The second disc also compiles a live set from ’92 at the Brixton Academy in London. The performance captures the fractured, angular guitars and cryptically laconic vocals that make these early songs so incredibly fresh. Self-admittedly unskilled on their respective instruments, what exudes is pure energy and enthusiasm. This live context also reveals Pavement’s few debts. Echoes of The Fall, early R.E.M, and most notably the Pixies and Sonic Youth are evident, but channeled into such a skewed sound that any question of Pavement being at all derivative becomes moot.

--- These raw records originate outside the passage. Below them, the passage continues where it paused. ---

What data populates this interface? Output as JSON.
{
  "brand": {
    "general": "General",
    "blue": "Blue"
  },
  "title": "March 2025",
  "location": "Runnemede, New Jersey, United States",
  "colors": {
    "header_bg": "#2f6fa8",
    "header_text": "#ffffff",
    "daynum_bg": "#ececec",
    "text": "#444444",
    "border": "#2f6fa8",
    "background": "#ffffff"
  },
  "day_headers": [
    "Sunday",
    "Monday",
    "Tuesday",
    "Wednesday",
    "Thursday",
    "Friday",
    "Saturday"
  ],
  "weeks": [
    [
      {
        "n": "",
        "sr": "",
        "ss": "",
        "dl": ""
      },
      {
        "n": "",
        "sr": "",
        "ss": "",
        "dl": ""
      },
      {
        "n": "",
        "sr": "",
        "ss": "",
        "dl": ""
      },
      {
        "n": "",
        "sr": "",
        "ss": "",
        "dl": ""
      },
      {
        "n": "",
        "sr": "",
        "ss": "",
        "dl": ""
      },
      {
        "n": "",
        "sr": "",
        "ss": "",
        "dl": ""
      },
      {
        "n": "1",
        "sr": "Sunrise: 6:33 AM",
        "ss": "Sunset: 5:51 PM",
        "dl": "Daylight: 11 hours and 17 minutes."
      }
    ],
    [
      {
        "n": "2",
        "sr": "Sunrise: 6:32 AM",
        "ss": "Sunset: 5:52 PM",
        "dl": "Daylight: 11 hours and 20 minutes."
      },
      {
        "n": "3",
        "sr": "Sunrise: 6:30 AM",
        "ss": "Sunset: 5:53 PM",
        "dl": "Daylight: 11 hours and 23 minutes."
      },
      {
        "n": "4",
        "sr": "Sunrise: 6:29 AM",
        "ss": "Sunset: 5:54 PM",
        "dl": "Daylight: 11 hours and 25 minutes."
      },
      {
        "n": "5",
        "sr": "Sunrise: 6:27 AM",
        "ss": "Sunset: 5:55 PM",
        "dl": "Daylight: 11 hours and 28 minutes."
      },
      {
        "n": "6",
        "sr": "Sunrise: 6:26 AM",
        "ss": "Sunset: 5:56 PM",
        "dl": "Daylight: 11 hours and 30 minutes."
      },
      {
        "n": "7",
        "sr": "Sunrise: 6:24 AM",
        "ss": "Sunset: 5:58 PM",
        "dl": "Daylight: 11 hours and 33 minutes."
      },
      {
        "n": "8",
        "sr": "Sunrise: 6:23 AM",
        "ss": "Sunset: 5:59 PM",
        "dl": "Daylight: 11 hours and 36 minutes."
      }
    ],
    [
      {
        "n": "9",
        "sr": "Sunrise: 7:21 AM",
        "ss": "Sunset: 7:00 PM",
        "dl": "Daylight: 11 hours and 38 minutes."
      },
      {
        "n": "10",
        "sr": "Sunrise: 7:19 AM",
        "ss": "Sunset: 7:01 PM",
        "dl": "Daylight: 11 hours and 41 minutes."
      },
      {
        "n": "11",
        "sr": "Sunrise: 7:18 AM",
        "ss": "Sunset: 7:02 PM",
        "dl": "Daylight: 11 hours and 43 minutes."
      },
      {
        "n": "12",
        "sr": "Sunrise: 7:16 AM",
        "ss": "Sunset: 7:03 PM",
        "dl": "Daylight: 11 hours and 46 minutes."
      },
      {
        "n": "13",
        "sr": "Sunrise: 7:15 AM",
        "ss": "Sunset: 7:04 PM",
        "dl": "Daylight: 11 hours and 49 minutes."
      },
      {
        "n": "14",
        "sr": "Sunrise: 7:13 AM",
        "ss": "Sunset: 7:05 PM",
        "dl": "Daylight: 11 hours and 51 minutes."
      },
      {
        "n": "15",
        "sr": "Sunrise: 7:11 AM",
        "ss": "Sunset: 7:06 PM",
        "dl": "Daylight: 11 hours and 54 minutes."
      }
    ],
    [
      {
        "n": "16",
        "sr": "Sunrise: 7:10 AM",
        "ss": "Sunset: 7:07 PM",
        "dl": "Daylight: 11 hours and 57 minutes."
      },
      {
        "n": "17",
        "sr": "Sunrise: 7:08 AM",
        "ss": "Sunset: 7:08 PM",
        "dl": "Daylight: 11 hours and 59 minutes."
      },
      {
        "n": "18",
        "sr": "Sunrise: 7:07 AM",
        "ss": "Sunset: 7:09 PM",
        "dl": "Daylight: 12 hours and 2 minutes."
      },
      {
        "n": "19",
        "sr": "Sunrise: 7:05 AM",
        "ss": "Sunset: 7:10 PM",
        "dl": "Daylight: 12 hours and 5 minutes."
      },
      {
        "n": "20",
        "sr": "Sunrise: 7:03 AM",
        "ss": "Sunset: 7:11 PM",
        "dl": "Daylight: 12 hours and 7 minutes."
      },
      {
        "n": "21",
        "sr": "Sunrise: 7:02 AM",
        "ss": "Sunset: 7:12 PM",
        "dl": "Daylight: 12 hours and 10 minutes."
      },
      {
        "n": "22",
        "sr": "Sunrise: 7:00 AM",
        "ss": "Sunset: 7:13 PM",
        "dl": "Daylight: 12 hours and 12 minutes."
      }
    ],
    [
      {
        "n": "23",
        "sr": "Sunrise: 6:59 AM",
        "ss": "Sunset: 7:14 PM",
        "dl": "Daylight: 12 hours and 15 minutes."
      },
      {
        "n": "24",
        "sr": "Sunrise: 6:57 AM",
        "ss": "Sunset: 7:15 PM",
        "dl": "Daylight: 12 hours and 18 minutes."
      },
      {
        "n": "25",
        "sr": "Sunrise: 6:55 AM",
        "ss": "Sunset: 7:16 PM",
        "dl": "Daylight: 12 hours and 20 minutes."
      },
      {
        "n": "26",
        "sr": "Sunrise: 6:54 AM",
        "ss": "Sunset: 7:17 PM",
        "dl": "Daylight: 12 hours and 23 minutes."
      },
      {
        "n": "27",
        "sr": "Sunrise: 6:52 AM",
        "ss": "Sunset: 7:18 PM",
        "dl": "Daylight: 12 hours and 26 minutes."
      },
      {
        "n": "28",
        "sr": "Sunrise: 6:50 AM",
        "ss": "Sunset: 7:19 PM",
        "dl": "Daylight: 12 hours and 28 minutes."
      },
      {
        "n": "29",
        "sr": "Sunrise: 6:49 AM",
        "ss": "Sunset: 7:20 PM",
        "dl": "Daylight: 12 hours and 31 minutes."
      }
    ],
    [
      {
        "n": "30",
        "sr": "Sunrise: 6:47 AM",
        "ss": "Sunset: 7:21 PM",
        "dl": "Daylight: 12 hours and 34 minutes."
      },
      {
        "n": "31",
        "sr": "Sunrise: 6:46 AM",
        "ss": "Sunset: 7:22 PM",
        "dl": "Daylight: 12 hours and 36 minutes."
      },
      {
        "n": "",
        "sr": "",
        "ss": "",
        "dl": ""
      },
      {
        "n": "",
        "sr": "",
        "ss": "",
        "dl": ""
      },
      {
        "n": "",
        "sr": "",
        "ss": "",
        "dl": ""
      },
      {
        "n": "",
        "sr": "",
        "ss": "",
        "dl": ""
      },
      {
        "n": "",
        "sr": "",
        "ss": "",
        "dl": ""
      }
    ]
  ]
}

Impressively, Slanted and Enchanted still sounds like it did in 1992. Pavement subverted conventional pop structures so creatively that songs like “Here,” “In the Mouth A Desert,” and “Fame Throwa” will seemingly always sound ahead of whatever time it is. And thus is Pavement’s undying influence. Malkmus’s lyrical approach, not unlike those magnetic poetry kits, has been adopted by Wilco’s Jeff Tweedy and others. Their elliptic melodical style still reigns in the indie rock world (think Modest Mouse, Dismemberment Plan). Even Trey Anastasio claims to be inspired by Pavement, going so far as to hire their sometime engineer, Bryce Goggin, for Phish’s last album, Farmhouse. All proof that if you don’t already own this album … I’m sorry. If you do, it’s time for a replacement.